Un des premiers personnages rencontrés au cours de nos explorations archivistiques autour de l’enclos St. Jean de Latran, a été l'ancien notaire parisien Gabiou, un personnage à la fois centrale et secondaire dans l'histoire de l'enclos. Central car il fait partie du groupe des premiers personnages qui spéculent sur la vente des lots tout de suite après leur nationalisation. Secondaire car, étant lié au réseau de la grande spéculation, très probablement, il n'avait jamais mis les pieds dans les passages et les cours de Saint Jean de Latran, en se contentant d'utiliser ses biens et de les revendre ensuite. Son importance, dans notre recherche, est donc surtout liée à la possibilité que sa figure nous donne de reconstituer les nombreux liens qui se nouent autour non seulement de la vente des biens nationaux mais aussi des complexes spéculations financières entreprises, au cours de ces années, par les groupes et les figures sociales les plus disparates.

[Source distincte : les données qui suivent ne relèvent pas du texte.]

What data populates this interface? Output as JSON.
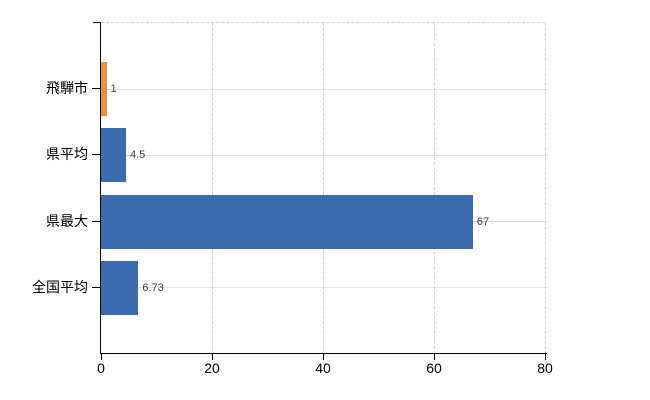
{
  "chart": {
    "background_color": "#ffffff",
    "axis_color": "#000000",
    "horizontal_gridline_color": "#dbe1db",
    "vertical_gridline_color": "#d9d2d2",
    "value_label_color": "#3f3f3f",
    "tick_label_color": "#000000",
    "highlight_bar_color": "#ec9040",
    "default_bar_color": "#3c6cb0"
  },
  "chart_data": {
    "type": "bar",
    "orientation": "horizontal",
    "categories": [
      "飛騨市",
      "県平均",
      "県最大",
      "全国平均"
    ],
    "values": [
      1,
      4.5,
      67,
      6.73
    ],
    "value_labels": [
      "1",
      "4.5",
      "67",
      "6.73"
    ],
    "bar_colors": [
      "#ec9040",
      "#3c6cb0",
      "#3c6cb0",
      "#3c6cb0"
    ],
    "xlim": [
      0,
      80
    ],
    "x_tick_values": [
      0,
      20,
      40,
      60,
      80
    ],
    "x_tick_labels": [
      "0",
      "20",
      "40",
      "60",
      "80"
    ],
    "grid": {
      "horizontal": "solid",
      "vertical": "dashed"
    },
    "legend": "none"
  }
}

Jean-Frédéric Gabiou, ancien notaire à Paris, est un personnage énigmatique: une de ses entreprises les plus importantes a été celle de cofonder et codiriger la “Caisse des Rentiers”, propriétaire pour une décennie de la plupart de l’Enclos. Le caractère énigmatique de cet ancien notaire est le même de la Caisse dont il est fondateur., le même de toute spéculation à l’époque de la Révolution. Une époque où faire tourner l’économie peut être considérée une action patriotique, et où indéniablement il y a des personnes que, pour capacité et encore plus pour ancrage en certains réseaux, arrivent à trouver leur place là où faire tourner l’économie est particulièrement rentable. Jean-Frédéric Gabiou représente parfaitement ces hommes qui animent les tentatives de faire entrer la France dans le monde de celle que, aujourd'hui, nous appellerions une économie libérale. Et la “Caisse des Rentiers”, propriétaire de l’Enclos de Saint-Jean de Latran, est une de ces sociétés qui fleurissent pendant la Révolution dans un activisme financier qui mènera à la naissance des nouveaux sujets de la grande finance française.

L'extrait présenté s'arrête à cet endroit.